I’m on a multi-week vacation in Spain, and I wanted to post my report on Málaga, the final stop.

Málaga is a high-end beach town/retirement destination. It works for folks that love the Spanish coast, but don’t want to deal with the over-the-top social scene of a place like Ibiza. A most memorable experience in Málaga is standing on one of the many vistas facing south. Across the tranquil water of the Mediterranean Sea, and then beyond the dusty horizon, you can make out the contours of another continent.

From Málaga’s vantage points, you need to take a taxi down switchback roads to get to the beach. The curvy roads and tight turns are designed this way to make the decline manageable for cars and trucks. Once you arrive at the beach, the shirtless (and even topless) population gives you an up close look at the physical condition of Europeans. Considering what I know about the United States, and what I’ve seen here, it’s high time to declare another international health emergency.

There is a photo making the rounds on fitness Twitter showing a U.S. beach scene from the mid-1970’s. Every single person in a photo of hundreds is thin and properly proportioned. The question is: what the hell happened?

If you look at the pillars of health, I can tell you what the problem is not.

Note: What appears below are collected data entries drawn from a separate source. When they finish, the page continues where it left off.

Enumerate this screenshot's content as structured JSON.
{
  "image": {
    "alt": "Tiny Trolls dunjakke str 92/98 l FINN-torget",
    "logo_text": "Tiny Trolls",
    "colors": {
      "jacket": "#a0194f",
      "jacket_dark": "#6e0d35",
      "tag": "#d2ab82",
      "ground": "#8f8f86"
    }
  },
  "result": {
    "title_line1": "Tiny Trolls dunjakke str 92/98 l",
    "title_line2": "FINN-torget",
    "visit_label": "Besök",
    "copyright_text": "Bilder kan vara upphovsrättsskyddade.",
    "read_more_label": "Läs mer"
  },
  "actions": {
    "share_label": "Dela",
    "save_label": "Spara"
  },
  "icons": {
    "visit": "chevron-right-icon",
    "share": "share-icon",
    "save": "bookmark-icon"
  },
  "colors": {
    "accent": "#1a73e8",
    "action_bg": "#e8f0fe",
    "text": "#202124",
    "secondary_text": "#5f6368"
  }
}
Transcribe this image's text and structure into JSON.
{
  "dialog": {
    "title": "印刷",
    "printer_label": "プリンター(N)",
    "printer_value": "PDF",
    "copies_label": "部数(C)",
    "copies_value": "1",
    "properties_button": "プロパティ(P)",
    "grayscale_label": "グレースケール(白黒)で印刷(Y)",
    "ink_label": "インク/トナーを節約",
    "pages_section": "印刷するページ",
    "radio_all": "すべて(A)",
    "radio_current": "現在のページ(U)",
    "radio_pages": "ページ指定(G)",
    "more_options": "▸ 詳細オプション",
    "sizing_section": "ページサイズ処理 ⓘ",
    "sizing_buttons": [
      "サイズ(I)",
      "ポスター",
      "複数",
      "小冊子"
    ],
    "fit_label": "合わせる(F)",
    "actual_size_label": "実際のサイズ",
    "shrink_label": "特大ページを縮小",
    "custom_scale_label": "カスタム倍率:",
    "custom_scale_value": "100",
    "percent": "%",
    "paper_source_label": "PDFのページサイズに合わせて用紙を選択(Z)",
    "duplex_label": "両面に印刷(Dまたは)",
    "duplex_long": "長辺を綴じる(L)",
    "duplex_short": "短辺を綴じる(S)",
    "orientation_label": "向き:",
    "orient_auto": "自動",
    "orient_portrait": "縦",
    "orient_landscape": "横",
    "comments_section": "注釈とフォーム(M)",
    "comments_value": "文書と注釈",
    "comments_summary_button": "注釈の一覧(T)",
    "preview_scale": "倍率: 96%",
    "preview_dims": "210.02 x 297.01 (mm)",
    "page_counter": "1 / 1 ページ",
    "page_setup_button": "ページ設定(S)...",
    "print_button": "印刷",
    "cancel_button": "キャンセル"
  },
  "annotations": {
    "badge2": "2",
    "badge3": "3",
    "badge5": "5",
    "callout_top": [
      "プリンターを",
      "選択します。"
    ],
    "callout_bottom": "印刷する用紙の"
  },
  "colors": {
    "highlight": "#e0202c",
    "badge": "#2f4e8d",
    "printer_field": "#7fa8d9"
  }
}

It’s not a lack of sun: Europeans, despite weather and a lifestyle that mirrors Southern California, still have their battle against biology hanging over the top of their swim trunks.

It’s not a lack of sleep: Although folks weren’t staring at their phones in bed in the 1970s, artificial light and busted circadian rhythms have been as issue well before the obesity epidemic.
Thin beach

It’s not a lack of exercise: As a Gen Xer, I remember the rise of Nike and the running shoe, and the first televised aerobics shows. This was 1980; folks kept thin in the 70s without obsessing over exercise.

So what’s the deal?

The problem is trust, or more specifically, it is a lack of skepticism.

When my family arrived in Málaga a few days ago, we were faced with the same challenge as in other cities in Spain. Our best—only—option to fill the fridge was to begin at the Spanish equivalent of a 7-Eleven. Here’s my freakout: I grabbed a pack of sliced turkey from the refrigerated section, and flipped it over to check the ingredients. My Spanish sucks, but what is clearly called “turkey” on the front of the package is in fact—according to the label—65% turkey, and 35% something else (soybean filler as best I can tell).

So here’s why we look different from that 70s photo. People trust, without reading the ingredient list, that a package labeled turkey is in fact meat; they trust their doctor that all they need to do to fix their health is take a fistful of prescription pills; they trust the talking heads on TV to tell them what is safe and what they should fear.

I learned recently that the pharmaceutical industry by far purchases the most advertising, compared to all others. It’s really the only industry left turning a large enough profit to allow for huge advertising budgets. Drug companies (symbiotically with Big Agriculture) are paying media companies to tell everyone how to live, and people are literally swallowing it. The result is all around me on the beach in Málaga today.

As Arnold Schwarzenegger used to say, “I see a flabalanche!